My Lords, we should be indebted to my noble friend Lord Allan for introducing the concept of necessity and proportionality. It is a shame because, in an ideal world, the Minister would have stood up at Second Reading and set out at the outset the necessity and proportionality of the Bill. That did not happen, with due respect to the Minister, so we are having to have that debate now in Committee.

We heard from the noble Baroness, Lady Bloomfield, that the Government’s preference is to negotiate, rather than compel these MSLs. I believe that she is sincere when she says that, but we must look at what has been happening with the disputes. We have had several real-world examples going on around us. To take the rail dispute, for example, it is absolutely clear that the Secretary of State, operating behind the scenes, prevented decisions being made that would have shortened that dispute. Had this legislation been in existence, how would the Secretary of State’s hand have been strengthened even further? Would we be any closer to a resolution now? I suggest that we would have been a lot further away.

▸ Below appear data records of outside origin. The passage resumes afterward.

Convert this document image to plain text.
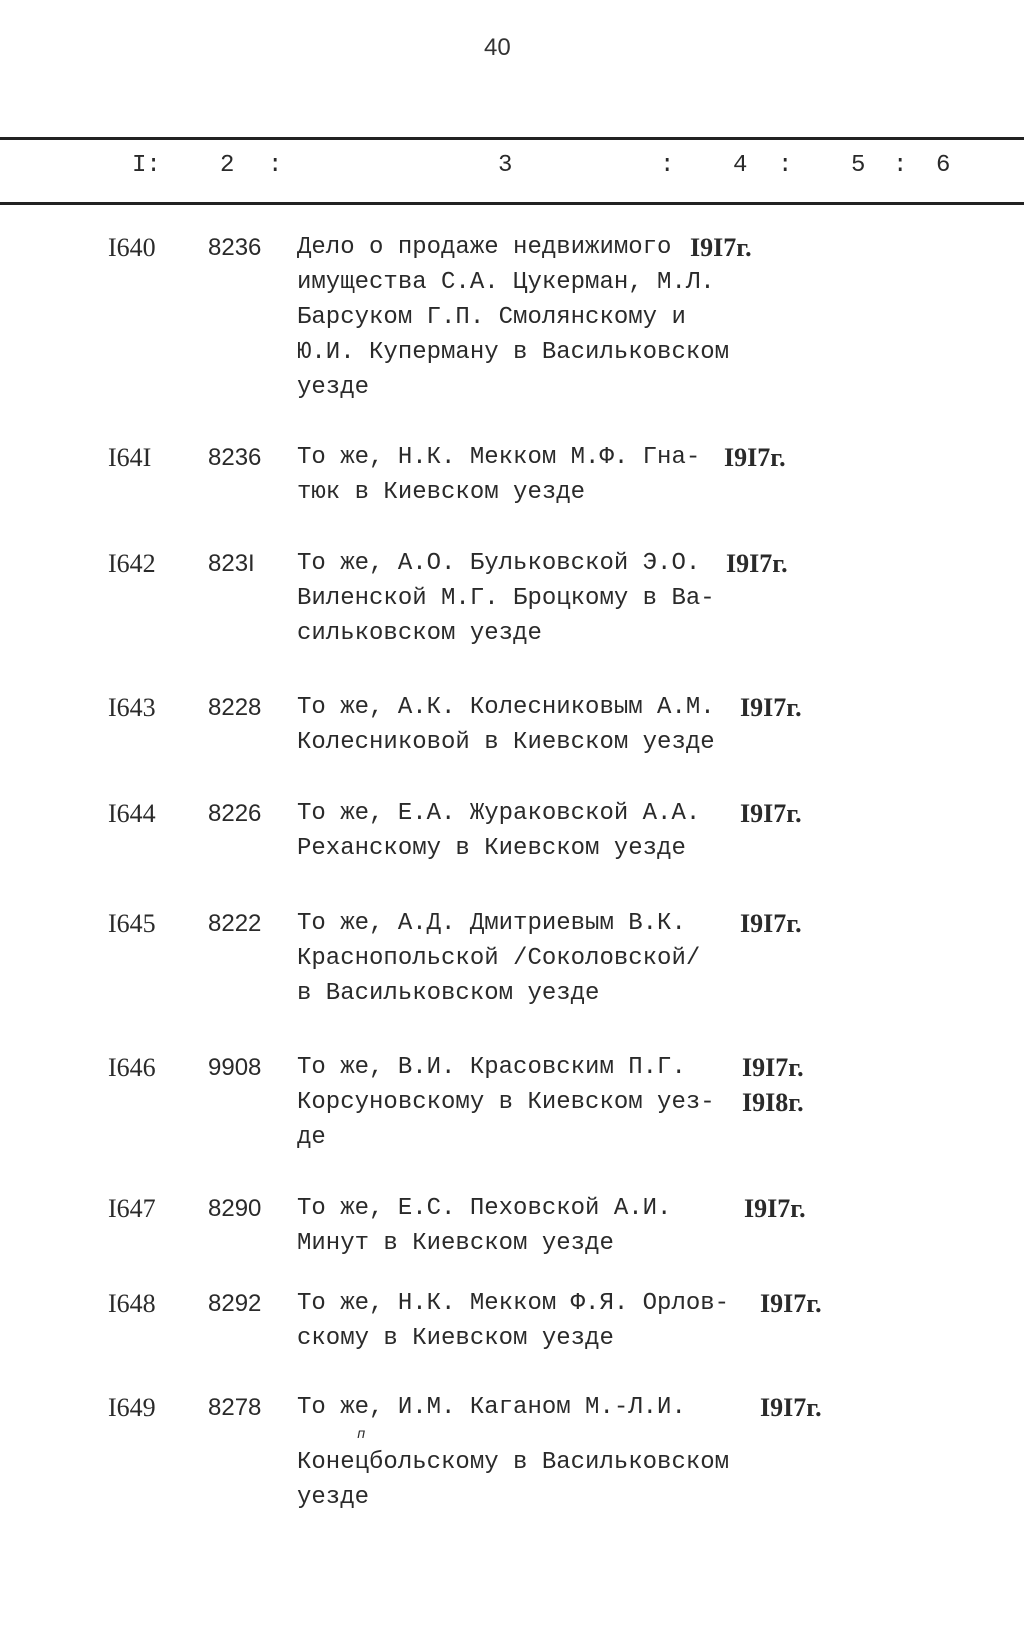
40
I: 2 :	3	: 4 : 5 : 6
I640 8236 Дело о продаже недвижимого
имущества С.А. Цукерман, М.Л.
Барсуком Г.П. Смолянскому и
Ю.И. Куперману в Васильковском
уезде
I9I7г.
I64I 8236 То же, Н.К. Мекком М.Ф. Гна-
тюк в Киевском уезде
I9I7г.
I642 823I То же, А.О. Бульковской Э.О.
Виленской М.Г. Броцкому в Ва-
сильковском уезде
I9I7г.
I643 8228 То же, А.К. Колесниковым А.М.
Колесниковой в Киевском уезде
I9I7г.
I644 8226 То же, Е.А. Жураковской А.А.
Реханскому в Киевском уезде
I9I7г.
I645 8222 То же, А.Д. Дмитриевым В.К.
Краснопольской /Соколовской/
в Васильковском уезде
I9I7г.
I646 9908 То же, В.И. Красовским П.Г.
Корсуновскому в Киевском уез-
де
I9I7г.
I9I8г.
I647 8290 То же, Е.С. Пеховской А.И.
Минут в Киевском уезде
I9I7г.
I648 8292 То же, Н.К. Мекком Ф.Я. Орлов-
скому в Киевском уезде
I9I7г.
I649 8278 То же, И.М. Каганом М.-Л.И.
Конецбольскому в Васильковском
уезде
I9I7г.
п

When it comes to the health disputes, it took months before the Government got around the table with nurses and doctors to negotiate and do what was needed to end those disputes. It is not clear to me that the idea that “We would rather negotiate” is absolutely on the table. We know very well that “We would rather stand back” has actually been the Government’s approach. We have to take the Government on the evidence that we have seen, rather than what we have heard in your Lordships’ House.

I turn to the short, but excellent and pithy, debate that we have been having. With the fear of damning the noble Baroness, Lady Noakes, yet further, I say that she is completely correct to focus us on the users of the services. However, I would say that the impact of days that make up a year of service disruption through strikes, regrettable though these are, is far smaller—thank goodness—than that of the day-to-day service that people experience. Perhaps the noble Baroness could focus her not inconsiderable energies on improving the day-to-day services that her Government are delivering for consumers across this country. That is the real world that most of them experience: the everyday service, not the strike day service. So perhaps she could use her energies in that direction—I am sure that everything would get better if she did.

I will say a few words about Amendment 40 in my name and a little bit about the friction that the Bill is creating within industrial relations or, indeed, in the case of my amendment, with recruitment. It is really a probing amendment to ascertain from the Minister whether he thinks that the Bill will impact the morale of existing workers and, more specifically, the ability to recruit new people. The existence of the Bill, whether or not it is used, will have a communicating effect both on the current and future employees of these services. The Government need to take that into consideration.

In an earlier group, noble Lords talked about the chronic shortage of people in many of the sectors that we are dealing with here—health, education and others. I realise that job security is not something that many Ministers experience—although the noble Lord, Lord Callanan, is perhaps an exception to that, having been a Minister for many years—but I ask him to empathise on the subject of job security, and indeed task security. As I say, that may not be something that he has experienced widely. We have to remember that the employment market is a seller’s market; there is a shortage of people to go into these services. Therefore, it is absolutely not helpful if the Government make the prospect, or the sense, of working in these services less good and less favourable.

I am not necessarily suggesting that this legislation does that. I am asking the Government what work they have done to assess what effect this legislation would have on employee morale and future recruitment. Can the Minister set out the response and the nature of that work, statistically and qualitatively? If the work has not been done, why not?